短冊を前に何を願おうか考えた時、子どもたちが幼い頃、一緒に飾り付けをした日のことを思い出しました。一生懸命子どもたちが書いた願いごとは、どれも私がちょっとお金を出したり、時間を作ったりしたら叶うことばかりでした。大人にとっては簡単に叶うことが、子どもたちにとっては、心から叶ってほしいことなんだと思ったら、そのひたむきさに心打たれました。
私も子どもの頃は、「○○になれますように。」とか、「好きな人と一緒になれますように。」とか、書いていたなぁと思い出します。いつの間にか願いは自分のことよりも、人のことに向けられるようになりました。否、人のことが自分のことのように感じられるようになりました。自分のことでいっぱいだった心に、住んでいる人が増えてくるようになりました。
今年私は、世の中が少しでも良い方向に向かうことと、クラウドファンディングをした支援先の事業がうまくいくこと、そして家族の健康を願いました。心に秘めて書けない願いごともあります。それは、両面が光る美しい短冊として飾りました。
翌日の朝、忙しくて書けなかったんだろうな、と思っていた夫が、家を出がけに、大急ぎで短冊を結びつけていました。それも「やばい、水溶性で消える。」とか、「ここは、同じ色が重なるから良くないな。」なんて言いながら。

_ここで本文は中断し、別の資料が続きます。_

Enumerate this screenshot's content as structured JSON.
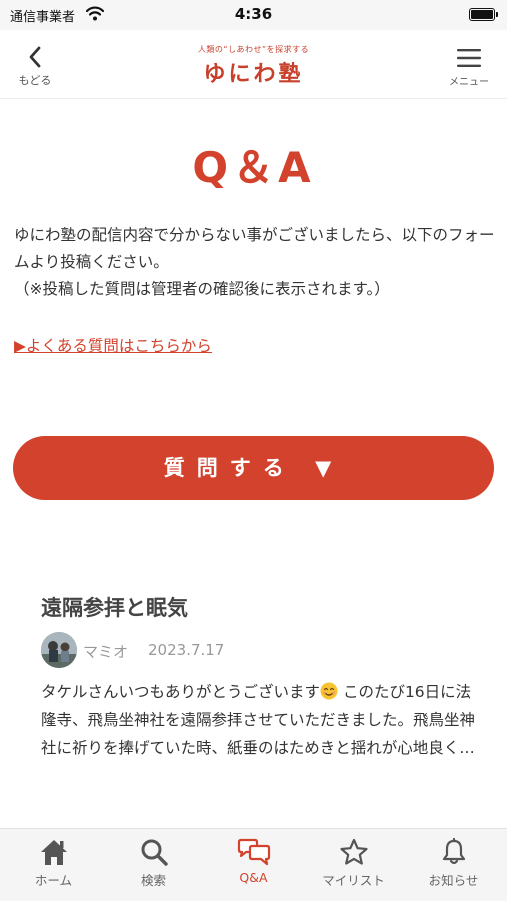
{
  "status_bar": {
    "carrier": "通信事業者",
    "time": "4:36"
  },
  "header": {
    "back_label": "もどる",
    "logo_tagline": "人類の“しあわせ”を探求する",
    "logo_name": "ゆにわ塾",
    "menu_label": "メニュー"
  },
  "page": {
    "title": "Q＆A",
    "intro_line1": "ゆにわ塾の配信内容で分からない事がございましたら、以下のフォームより投稿ください。",
    "intro_line2": "（※投稿した質問は管理者の確認後に表示されます。）",
    "faq_link": "▶よくある質問はこちらから",
    "ask_button": "質問する ▼"
  },
  "post": {
    "title": "遠隔参拝と眠気",
    "author": "マミオ",
    "date": "2023.7.17",
    "body_before_emoji": "タケルさんいつもありがとうございます",
    "body_after_emoji": " このたび16日に法隆寺、飛鳥坐神社を遠隔参拝させていただきました。飛鳥坐神社に祈りを捧げていた時、紙垂のはためきと揺れが心地良く…"
  },
  "tabbar": {
    "items": [
      {
        "label": "ホーム",
        "icon": "home-icon",
        "active": false
      },
      {
        "label": "検索",
        "icon": "search-icon",
        "active": false
      },
      {
        "label": "Q&A",
        "icon": "chat-bubbles-icon",
        "active": true
      },
      {
        "label": "マイリスト",
        "icon": "star-icon",
        "active": false
      },
      {
        "label": "お知らせ",
        "icon": "bell-icon",
        "active": false
      }
    ]
  },
  "colors": {
    "accent": "#d2422c",
    "tab_inactive": "#666666",
    "tab_bar_bg": "#f5f5f5"
  }
}
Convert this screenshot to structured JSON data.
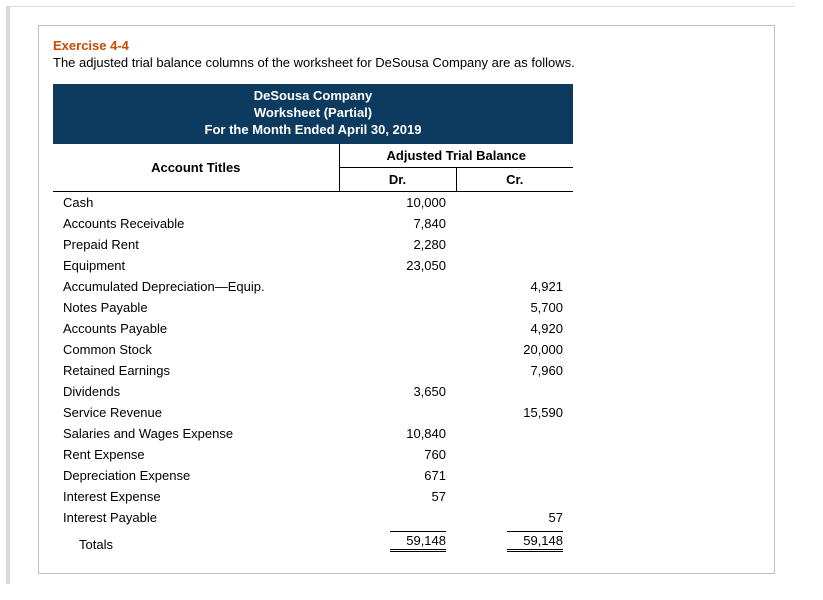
{
  "exercise": {
    "title": "Exercise 4-4",
    "intro": "The adjusted trial balance columns of the worksheet for DeSousa Company are as follows."
  },
  "table_header": {
    "company": "DeSousa Company",
    "subtitle": "Worksheet (Partial)",
    "period": "For the Month Ended April 30, 2019",
    "atb_label": "Adjusted Trial Balance",
    "acct_label": "Account Titles",
    "dr_label": "Dr.",
    "cr_label": "Cr."
  },
  "rows": [
    {
      "account": "Cash",
      "dr": "10,000",
      "cr": ""
    },
    {
      "account": "Accounts Receivable",
      "dr": "7,840",
      "cr": ""
    },
    {
      "account": "Prepaid Rent",
      "dr": "2,280",
      "cr": ""
    },
    {
      "account": "Equipment",
      "dr": "23,050",
      "cr": ""
    },
    {
      "account": "Accumulated Depreciation—Equip.",
      "dr": "",
      "cr": "4,921"
    },
    {
      "account": "Notes Payable",
      "dr": "",
      "cr": "5,700"
    },
    {
      "account": "Accounts Payable",
      "dr": "",
      "cr": "4,920"
    },
    {
      "account": "Common Stock",
      "dr": "",
      "cr": "20,000"
    },
    {
      "account": "Retained Earnings",
      "dr": "",
      "cr": "7,960"
    },
    {
      "account": "Dividends",
      "dr": "3,650",
      "cr": ""
    },
    {
      "account": "Service Revenue",
      "dr": "",
      "cr": "15,590"
    },
    {
      "account": "Salaries and Wages Expense",
      "dr": "10,840",
      "cr": ""
    },
    {
      "account": "Rent Expense",
      "dr": "760",
      "cr": ""
    },
    {
      "account": "Depreciation Expense",
      "dr": "671",
      "cr": ""
    },
    {
      "account": "Interest Expense",
      "dr": "57",
      "cr": ""
    },
    {
      "account": "Interest Payable",
      "dr": "",
      "cr": "57"
    }
  ],
  "totals": {
    "label": "Totals",
    "dr": "59,148",
    "cr": "59,148"
  }
}
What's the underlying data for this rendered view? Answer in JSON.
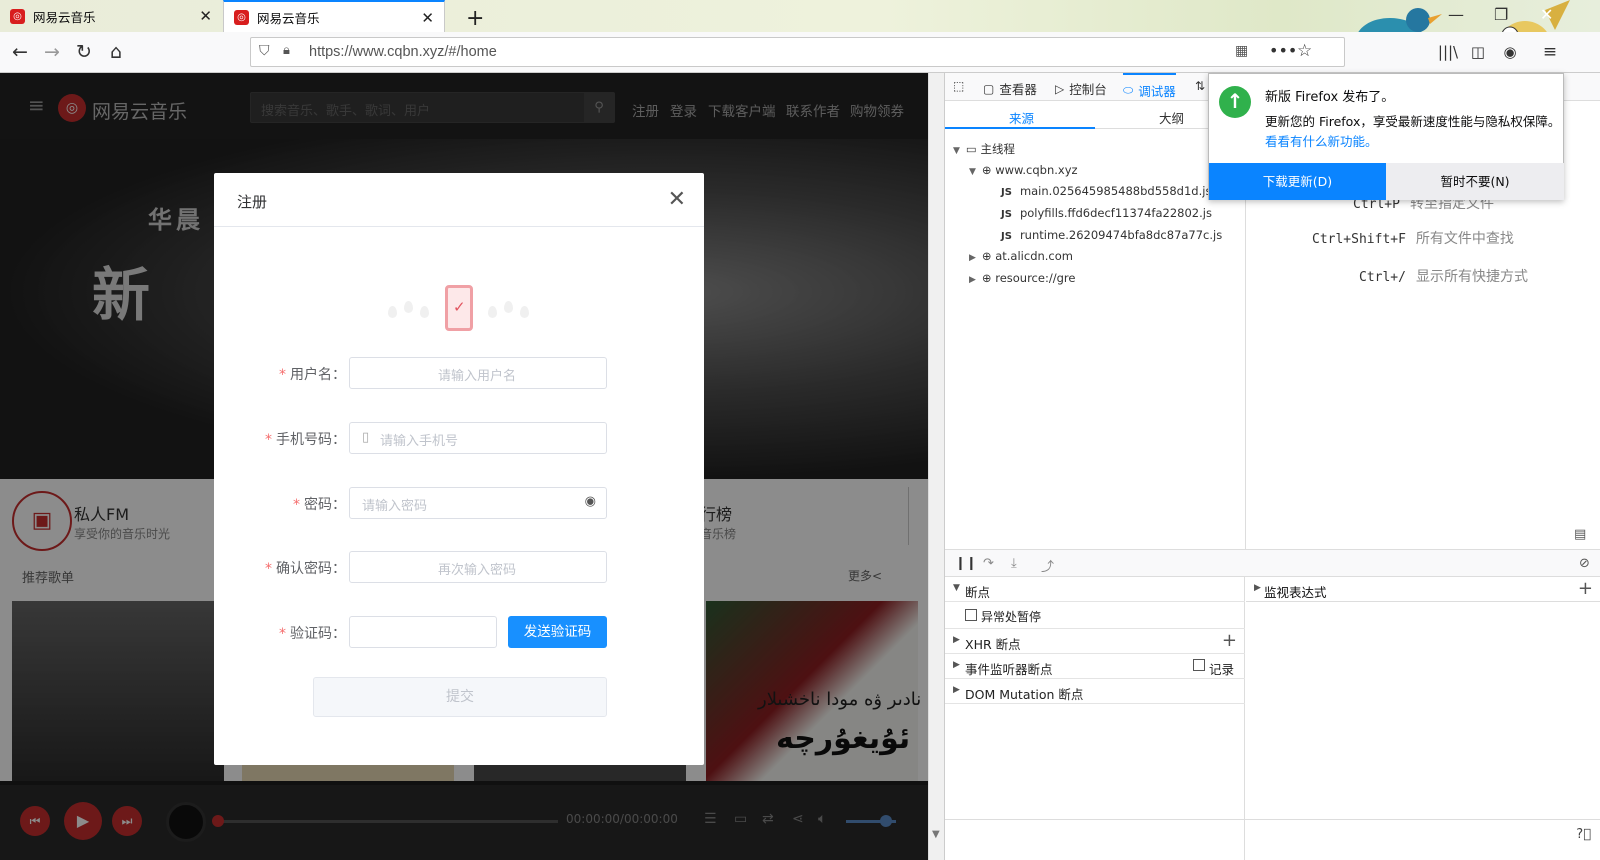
{
  "browser": {
    "tabs": [
      {
        "title": "网易云音乐"
      },
      {
        "title": "网易云音乐"
      }
    ],
    "url": "https://www.cqbn.xyz/#/home"
  },
  "site": {
    "logo": "网易云音乐",
    "search_placeholder": "搜索音乐、歌手、歌词、用户",
    "nav": [
      "注册",
      "登录",
      "下载客户端",
      "联系作者",
      "购物领券"
    ],
    "banner_line1": "华晨",
    "banner_line2": "新",
    "fm_title": "私人FM",
    "fm_sub": "享受你的音乐时光",
    "rank_title": "行榜",
    "rank_sub": "音乐榜",
    "recommend": "推荐歌单",
    "more": "更多<",
    "cover_text1": "نادىر ۋە مودا ناخشىلار",
    "cover_text2": "ئۇيغۇرچە",
    "time": "00:00:00/00:00:00"
  },
  "modal": {
    "title": "注册",
    "fields": {
      "username": {
        "label": "用户名",
        "placeholder": "请输入用户名"
      },
      "phone": {
        "label": "手机号码",
        "placeholder": "请输入手机号"
      },
      "password": {
        "label": "密码",
        "placeholder": "请输入密码"
      },
      "confirm": {
        "label": "确认密码",
        "placeholder": "再次输入密码"
      },
      "code": {
        "label": "验证码",
        "placeholder": ""
      }
    },
    "colon": "：",
    "send_code": "发送验证码",
    "submit": "提交"
  },
  "devtools": {
    "tabs": [
      "查看器",
      "控制台",
      "调试器"
    ],
    "source_tabs": [
      "来源",
      "大纲"
    ],
    "tree": {
      "main_thread": "主线程",
      "host": "www.cqbn.xyz",
      "files": [
        "main.025645985488bd558d1d.js",
        "polyfills.ffd6decf11374fa22802.js",
        "runtime.26209474bfa8dc87a77c.js"
      ],
      "others": [
        "at.alicdn.com",
        "resource://gre"
      ]
    },
    "shortcuts": [
      {
        "key": "Ctrl+P",
        "desc": "转至指定文件"
      },
      {
        "key": "Ctrl+Shift+F",
        "desc": "所有文件中查找"
      },
      {
        "key": "Ctrl+/",
        "desc": "显示所有快捷方式"
      }
    ],
    "breakpoints": "断点",
    "pause_exceptions": "异常处暂停",
    "xhr": "XHR 断点",
    "events": "事件监听器断点",
    "log": "记录",
    "dom": "DOM Mutation 断点",
    "watch": "监视表达式"
  },
  "notification": {
    "title": "新版 Firefox 发布了。",
    "body": "更新您的 Firefox，享受最新速度性能与隐私权保障。",
    "link": "看看有什么新功能。",
    "primary": "下载更新(D)",
    "secondary": "暂时不要(N)"
  },
  "colors": {
    "accent": "#0a84ff",
    "brand": "#c62f2f",
    "send": "#1890ff"
  }
}
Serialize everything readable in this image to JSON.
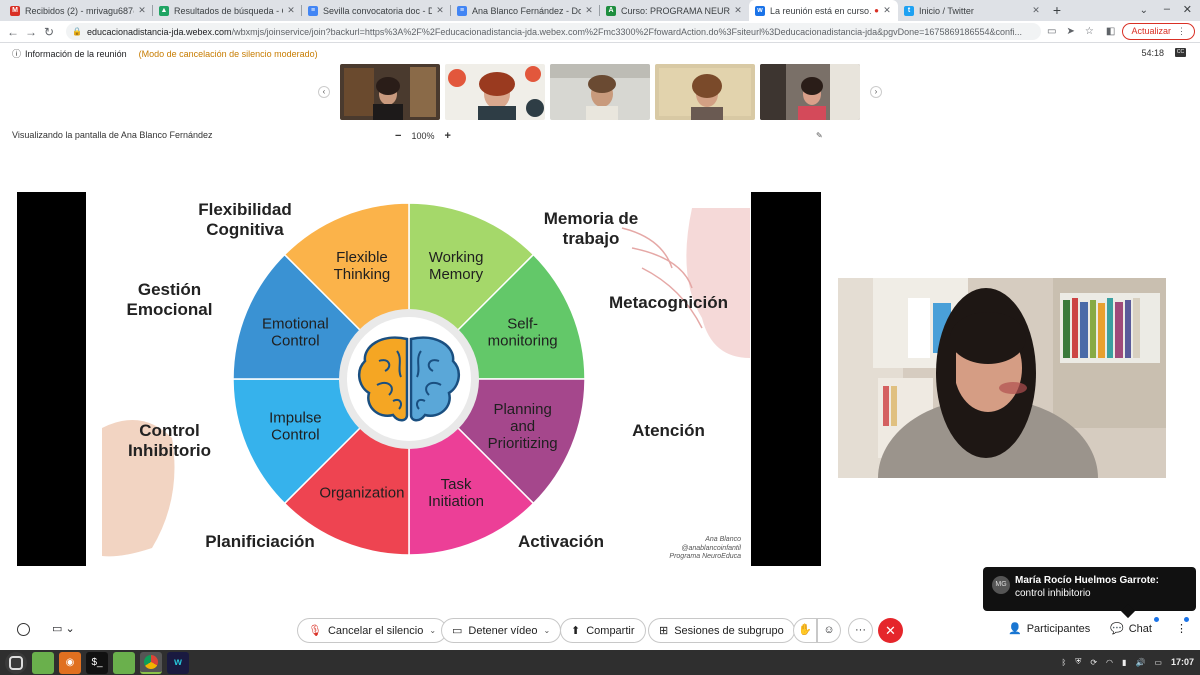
{
  "browser": {
    "tabs": [
      {
        "title": "Recibidos (2) - mrivagu687@g…",
        "favicon": "gmail-icon",
        "color": "#d93025",
        "active": false
      },
      {
        "title": "Resultados de búsqueda - Go…",
        "favicon": "drive-icon",
        "color": "#1fa463",
        "active": false
      },
      {
        "title": "Sevilla convocatoria doc - Doc…",
        "favicon": "docs-icon",
        "color": "#4285f4",
        "active": false
      },
      {
        "title": "Ana Blanco Fernández - Docu…",
        "favicon": "docs-icon",
        "color": "#4285f4",
        "active": false
      },
      {
        "title": "Curso: PROGRAMA NEUROED…",
        "favicon": "course-icon",
        "color": "#1e8e3e",
        "active": false
      },
      {
        "title": "La reunión está en curso…",
        "favicon": "webex-icon",
        "color": "#1a73e8",
        "active": true
      },
      {
        "title": "Inicio / Twitter",
        "favicon": "twitter-icon",
        "color": "#1da1f2",
        "active": false
      }
    ],
    "new_tab": "+",
    "url_domain": "educacionadistancia-jda.webex.com",
    "url_path": "/wbxmjs/joinservice/join?backurl=https%3A%2F%2Feducacionadistancia-jda.webex.com%2Fmc3300%2FfowardAction.do%3Fsiteurl%3Deducacionadistancia-jda&pgvDone=1675869186554&confi...",
    "update_label": "Actualizar"
  },
  "meeting": {
    "info_label": "Información de la reunión",
    "mode_label": "(Modo de cancelación de silencio moderado)",
    "elapsed": "54:18",
    "viewing_label": "Visualizando la pantalla de Ana Blanco Fernández",
    "zoom_minus": "−",
    "zoom_level": "100%",
    "zoom_plus": "+"
  },
  "slide": {
    "segments": [
      {
        "label": [
          "Working",
          "Memory"
        ],
        "color": "#a5d86a"
      },
      {
        "label": [
          "Self-",
          "monitoring"
        ],
        "color": "#63c869"
      },
      {
        "label": [
          "Planning",
          "and",
          "Prioritizing"
        ],
        "color": "#a5478c"
      },
      {
        "label": [
          "Task",
          "Initiation"
        ],
        "color": "#ec3f97"
      },
      {
        "label": [
          "Organization"
        ],
        "color": "#ee4451"
      },
      {
        "label": [
          "Impulse",
          "Control"
        ],
        "color": "#36b2ec"
      },
      {
        "label": [
          "Emotional",
          "Control"
        ],
        "color": "#3a92d3"
      },
      {
        "label": [
          "Flexible",
          "Thinking"
        ],
        "color": "#fbb34a"
      }
    ],
    "outer_labels": {
      "flexibilidad": "Flexibilidad\nCognitiva",
      "memoria": "Memoria de\ntrabajo",
      "gestion": "Gestión\nEmocional",
      "metacognicion": "Metacognición",
      "control": "Control\nInhibitorio",
      "atencion": "Atención",
      "planificacion": "Planificiación",
      "activacion": "Activación"
    },
    "credit": [
      "Ana Blanco",
      "@anablancoinfantil",
      "Programa NeuroEduca"
    ]
  },
  "chat_toast": {
    "avatar": "MG",
    "sender": "María Rocío Huelmos Garrote:",
    "message": " control inhibitorio"
  },
  "controls": {
    "mute_label": "Cancelar el silencio",
    "video_label": "Detener vídeo",
    "share_label": "Compartir",
    "breakout_label": "Sesiones de subgrupo",
    "participants_label": "Participantes",
    "chat_label": "Chat",
    "more_label": "···"
  },
  "taskbar": {
    "clock": "17:07"
  }
}
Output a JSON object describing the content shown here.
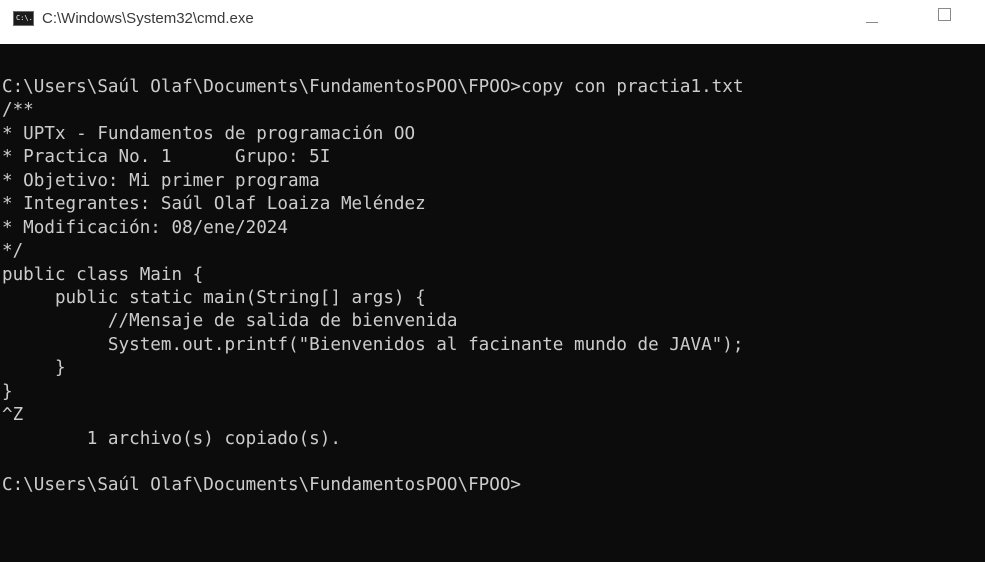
{
  "window": {
    "title": "C:\\Windows\\System32\\cmd.exe",
    "icon_name": "cmd-icon",
    "icon_text": "C:\\."
  },
  "controls": {
    "minimize_icon": "minimize-icon",
    "maximize_icon": "maximize-icon"
  },
  "console": {
    "lines": [
      "C:\\Users\\Saúl Olaf\\Documents\\FundamentosPOO\\FPOO>copy con practia1.txt",
      "/**",
      "* UPTx - Fundamentos de programación OO",
      "* Practica No. 1      Grupo: 5I",
      "* Objetivo: Mi primer programa",
      "* Integrantes: Saúl Olaf Loaiza Meléndez",
      "* Modificación: 08/ene/2024",
      "*/",
      "public class Main {",
      "     public static main(String[] args) {",
      "          //Mensaje de salida de bienvenida",
      "          System.out.printf(\"Bienvenidos al facinante mundo de JAVA\");",
      "     }",
      "}",
      "^Z",
      "        1 archivo(s) copiado(s).",
      "",
      "C:\\Users\\Saúl Olaf\\Documents\\FundamentosPOO\\FPOO>"
    ]
  },
  "colors": {
    "console_bg": "#0c0c0c",
    "console_fg": "#cccccc",
    "titlebar_bg": "#ffffff"
  }
}
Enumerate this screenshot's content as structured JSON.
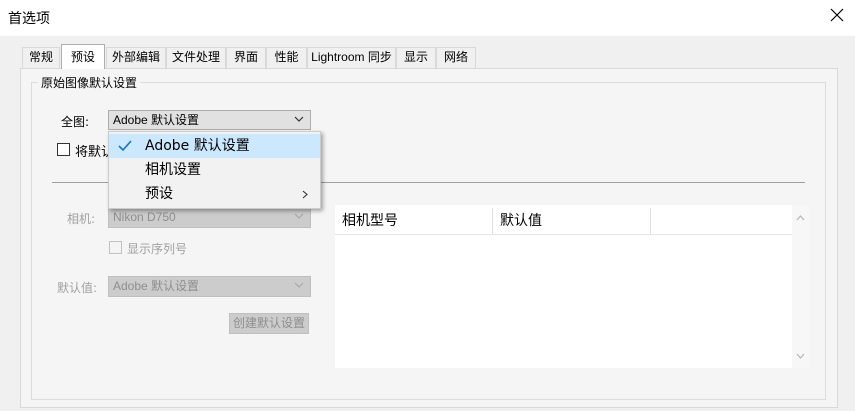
{
  "window": {
    "title": "首选项"
  },
  "tabs": [
    {
      "label": "常规"
    },
    {
      "label": "预设"
    },
    {
      "label": "外部编辑"
    },
    {
      "label": "文件处理"
    },
    {
      "label": "界面"
    },
    {
      "label": "性能"
    },
    {
      "label": "Lightroom 同步"
    },
    {
      "label": "显示"
    },
    {
      "label": "网络"
    }
  ],
  "group": {
    "title": "原始图像默认设置"
  },
  "master": {
    "label": "全图:",
    "value": "Adobe 默认设置"
  },
  "checkbox_override": {
    "label": "将默认"
  },
  "camera": {
    "label": "相机:",
    "value": "Nikon D750",
    "show_serial_label": "显示序列号",
    "default_label": "默认值:",
    "default_value": "Adobe 默认设置",
    "create_button": "创建默认设置"
  },
  "table": {
    "columns": [
      "相机型号",
      "默认值",
      ""
    ]
  },
  "menu": {
    "items": [
      {
        "label": "Adobe 默认设置",
        "checked": true
      },
      {
        "label": "相机设置"
      },
      {
        "label": "预设",
        "submenu": true
      }
    ]
  },
  "colors": {
    "menu_highlight": "#cce8ff",
    "check_blue": "#1a73c7",
    "disabled_text": "#a0a0a0"
  }
}
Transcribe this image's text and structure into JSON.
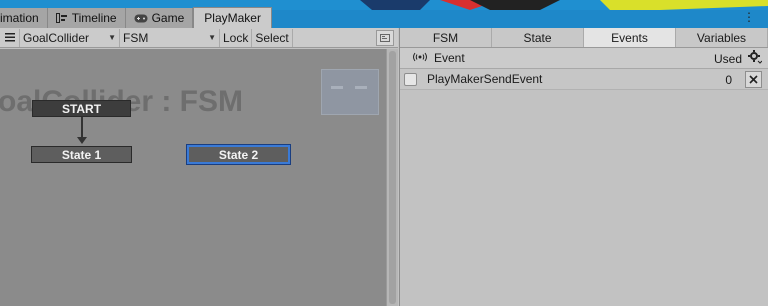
{
  "top_tabs": [
    {
      "label": "imation",
      "icon": "animation-icon"
    },
    {
      "label": "Timeline",
      "icon": "timeline-icon"
    },
    {
      "label": "Game",
      "icon": "gamepad-icon"
    },
    {
      "label": "PlayMaker",
      "icon": null,
      "active": true
    }
  ],
  "window_menu_icon": "kebab-menu-icon",
  "toolbar": {
    "menu_icon": "hamburger-icon",
    "object_select": "GoalCollider",
    "fsm_select": "FSM",
    "lock_label": "Lock",
    "select_label": "Select",
    "end_icon": "layout-icon"
  },
  "canvas": {
    "watermark": "oalCollider : FSM",
    "nodes": {
      "start": "START",
      "state1": "State 1",
      "state2": "State 2"
    }
  },
  "panel": {
    "tabs": [
      "FSM",
      "State",
      "Events",
      "Variables"
    ],
    "active_tab": "Events",
    "header": {
      "icon": "broadcast-icon",
      "title": "Event",
      "used_label": "Used",
      "settings_icon": "gear-icon"
    },
    "events": [
      {
        "name": "PlayMakerSendEvent",
        "used": "0",
        "checked": false
      }
    ]
  },
  "colors": {
    "selected_state_border": "#3a7ad6",
    "canvas_bg": "#8b8b8b"
  }
}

書いてくれたんだ、と思って見てみると、おばあちゃんと子どもたちのこと、そして私の体への気遣いと幸せ、全部家族のことでした。
今年は、長男は短冊を書きませんでした。本当に願っていることは、私の光る短冊のように、とても表には出すことができないことなのかもしれません。
本当の願いは書けぬ短冊の揺れて今年も一人見る空
新聞に豪雨災害で亡くなられた方々のプロフィールの一部が載っていました。「花が好きで自宅で育てていた。」とか、「夫と二人でテニスを楽しんだ。」とか「静かに一人暮らしをしていた。」とか、お一人お一人のお写真とプロフィールを読んでいるうちにどんどん涙が溢れてきました。何気ない一言で書かれた何気ない日常の暮らし。それらが一日で奪われ今はもうないということ。
こんなに世の中が大変な時に、願いなんて、と思いそうになる酷い状況ですが、だからこそ、「今日の暮らし」を大切に守っていかなければならないと思いました。今日生きているだけで、それは天からの贈り物。あの亡くなった方々が来るだろうと思っていらした「今日」を自分は手にしていること。それだけでも最高の贈り物をもらっていることになります。
どんな形であれ、生き続けていけば、苦しかった「今」も、明日になれば乗り越えられた「昨日」になる。
願ひ皆破れし日には星空のシャワーを浴びたつゆくさになる
自分の力ではどうにもならないことが時折起こり、苦しみや悲しみが襲ってくるのが人生ではあるけれど、お庭の花や木々が続ける一筋の生き方を、私も貫きたいと思います。この梅雨空の過ぎた後には眩い星空が広がって、多くの方々に明日の力を与えてくれますように。